Lo colocaron sobre la mesa y allí… en fin, ¡cuántas cosas maravillosas pueden ocurrir
en esta vida! El soldadito de plomo se encontró en el mismo salón donde había estado
antes. Allí estaban todos: los mismos niños, los mismos juguetes sobre la mesa y el
mismo hermoso castillo con la linda y pequeña bailarina, que permanecía aún sobre una
sola pierna y mantenía la otra extendida, muy alto, en los aires, pues ella había sido tan
firme como él. Esto conmovió tanto al soldadito, que estuvo a punto de llorar lágrimas
de plomo, pero no lo hizo porque no habría estado bien que un soldado llorase. La
contempló y ella le devolvió la mirada; pero ninguno dijo una palabra.

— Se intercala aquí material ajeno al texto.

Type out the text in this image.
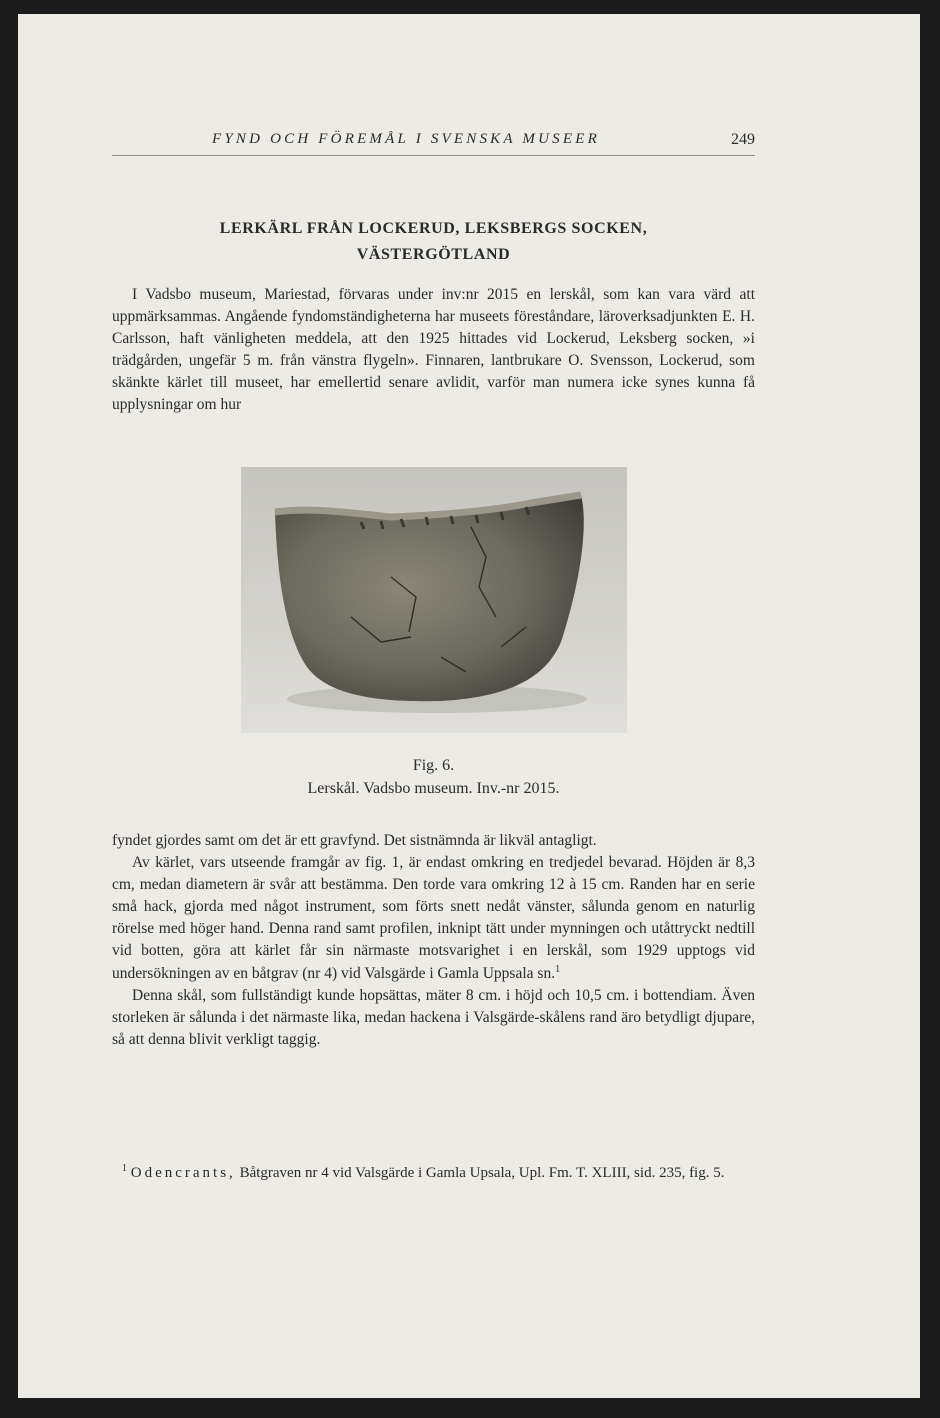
FYND OCH FÖREMÅL I SVENSKA MUSEER	249
LERKÄRL FRÅN LOCKERUD, LEKSBERGS SOCKEN,
VÄSTERGÖTLAND

I Vadsbo museum, Mariestad, förvaras under inv:nr 2015 en lerskål, som kan vara värd att uppmärksammas. Angående fyndomständigheterna har museets föreståndare, läroverksadjunkten E. H. Carlsson, haft vänligheten meddela, att den 1925 hittades vid Lockerud, Leksberg socken, »i trädgården, ungefär 5 m. från vänstra flygeln». Finnaren, lantbrukare O. Svensson, Lockerud, som skänkte kärlet till museet, har emellertid senare avlidit, varför man numera icke synes kunna få upplysningar om hur

Fig. 6.
Lerskål. Vadsbo museum. Inv.-nr 2015.

fyndet gjordes samt om det är ett gravfynd. Det sistnämnda är likväl antagligt.

Av kärlet, vars utseende framgår av fig. 1, är endast omkring en tredjedel bevarad. Höjden är 8,3 cm, medan diametern är svår att bestämma. Den torde vara omkring 12 à 15 cm. Randen har en serie små hack, gjorda med något instrument, som förts snett nedåt vänster, sålunda genom en naturlig rörelse med höger hand. Denna rand samt profilen, inknipt tätt under mynningen och utåttryckt nedtill vid botten, göra att kärlet får sin närmaste motsvarighet i en lerskål, som 1929 upptogs vid undersökningen av en båtgrav (nr 4) vid Valsgärde i Gamla Uppsala sn.$^1$

Denna skål, som fullständigt kunde hopsättas, mäter 8 cm. i höjd och 10,5 cm. i bottendiam. Även storleken är sålunda i det närmaste lika, medan hackena i Valsgärde-skålens rand äro betydligt djupare, så att denna blivit verkligt taggig.

$^1$ Odencrants, Båtgraven nr 4 vid Valsgärde i Gamla Upsala, Upl. Fm. T. XLIII, sid. 235, fig. 5.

De pronto, uno de los niños agarró al soldadito de plomo y lo arrojó de cabeza a la
chimenea. No tuvo motivo alguno para hacerlo; era, por supuesto, aquel muñeco de
resorte el que lo había movido a ello.
El soldadito se halló en medio de intensos resplandores. Sintió un calor terrible, aunque
no supo si era a causa del fuego o del amor. Había perdido todos sus brillantes colores,
sin que nadie pudiese afirmar si a consecuencia del viaje o de sus sufrimientos. Miró a
la bailarina, lo miró ella, y el soldadito sintió que se derretía, pero continuó impávido
con su fusil al hombro. Se abrió una puerta y la corriente de aire se apoderó de la
bailarina, que voló como una sílfide hasta la chimenea y fue a caer junto al soldadito de
plomo, donde ardió en una repentina llamarada y desapareció. Poco después el soldadito
se acabó de derretir. Cuando a la mañana siguiente la sirvienta removió las cenizas lo
encontró en forma de un pequeño corazón de plomo; pero de la bailarina no había
quedado sino su lentejuela, y ésta era ahora negra como el carbón.